Il y a plusieurs sortes de psychologues : cliniciens, psychologues en psychopathologie... Je suis psychologue du travail et lors de mes études, j'ai beaucoup travaillé sur les formes d'organisations, les sciences sociales et les mécanismes humains. En DESS de psychologie du travail, nous avons développé les axes RH, c'est donc une bonne formation pour démarrer dans la fonction RH. La psychologie nous apprend à être prudent avec l'utilisation des outils et les interprétations. Dans mon livre, je fais référence aux études scientifiques menées en sciences sociales qui permettent de prendre des décisions éclairées.
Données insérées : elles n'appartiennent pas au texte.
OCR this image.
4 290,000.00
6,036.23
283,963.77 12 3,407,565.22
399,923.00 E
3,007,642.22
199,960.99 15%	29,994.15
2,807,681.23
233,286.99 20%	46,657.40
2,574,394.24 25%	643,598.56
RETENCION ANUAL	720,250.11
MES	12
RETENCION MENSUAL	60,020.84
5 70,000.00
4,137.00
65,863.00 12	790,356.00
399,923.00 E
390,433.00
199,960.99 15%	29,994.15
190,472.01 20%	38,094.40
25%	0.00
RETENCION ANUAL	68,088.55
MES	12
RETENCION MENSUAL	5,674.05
Quel est le rôle des RH vis-à-vis du mal être des cadres en entreprise ? Que peuvent faire les RH ?
On peut régulièrement mener des enquêtes de climat social, pour toute l'entreprise et notamment pour les cadres pour mieux comprendre quel est ce mal-être et quelles en sont les raisons. La RH a pour rôle de sensibiliser l'encadrement aux problèmes qu'elle perçoit et trouver des plans d'amélioration. Améliorer le management par exemple. Aujourd'hui, la réforme de la formation professionnelle demande au manager d'avoir tous les deux ans une entrevue avec ses collaborateurs afin de les aider dans leur parcours professionnel et leur développement.


Parcours

Annick Cohen est titulaire d'un DESS en psychologie du travail de l'université Paris V. Elle a tout d'abord travaillé chez Sligos comme responsable RH, poste où elle a touché pendant quatre ans à tous les aspects de la fonction. En 1990, elle rejoint l'organisme de formation Cegos pour créer la gamme RH dont elle est aujourd'hui encore responsable. Elle intervient également comme consultante GRH dans différentes organisations. Annick Cohen a notamment écrit avec Annette Soulier, "Manager par les compétences", paru chez Liaisons en 2004. Elle vient de publier "Toute la fonction Ressources Humaines" chez Dunod, guide qui reprend l'ensemble des problématiques RH, du recrutement à la gestion présionnelle des emplois et des compétences, en passant par les plans de formation.